Quanto conta, per chi vive con HIV o altre fragilità, avere una rete di cura vicina e continuativa?

Conta moltissimo. Ricevere una diagnosi può generare paura, dubbi e senso di isolamento. Sapere di poter contare su professionisti, mediatori culturali, associazioni e servizi che lavorano insieme permette alle persone di affrontare il percorso con maggiore serenità. La continuità della cura non riguarda solo i farmaci, ma anche l’ascolto, l’orientamento e un supporto concreto che accompagna la persona nelle difficoltà della vita quotidiana, rimettendo al centro non la patologia, ma la persona nella sua interezza.
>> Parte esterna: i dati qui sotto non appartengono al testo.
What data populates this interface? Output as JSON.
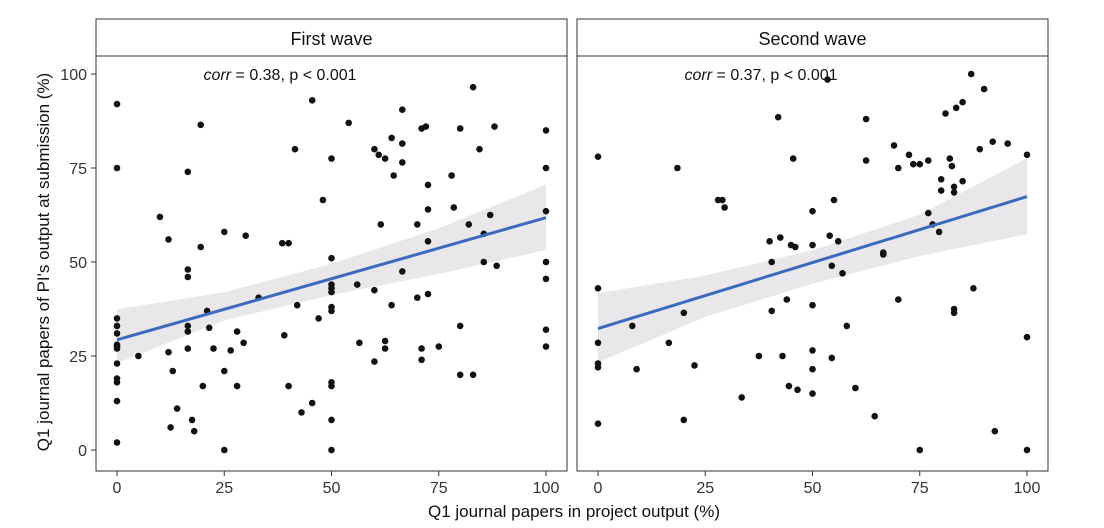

Quale messaggio vorrebbe lasciare a chi, per paura o vergogna, rimanda un test o non chiede aiuto?

Vorrei dire che la paura e la vergogna sono sentimenti umani e legittimi: non vanno giudicati, ma non devono diventare una prigione. Spesso si rimanda il test perché si ha paura del risultato, come se non sapere potesse eliminare il rischio. In realtà è vero il contrario: conoscere il proprio stato di salute è il primo passo per prendersi cura di sé.

Oggi la medicina mette a disposizione strumenti diagnostici e terapie sempre più efficaci, ma il tempo può fare la differenza. Fare il test non è una condanna, è un gesto di responsabilità e di coraggio che restituisce la possibilità di scegliere consapevolmente per la propria salute e per il proprio futuro.

Inoltre, esistono servizi gratuiti, anonimi e senza giudizio, dove professionisti e operatori sono pronti ad accogliere, ascoltare e accompagnare le persone in questo percorso. Chiedere aiuto non è un segno di debolezza, ma il primo passo per superare la paura e riprendere in mano la propria vita.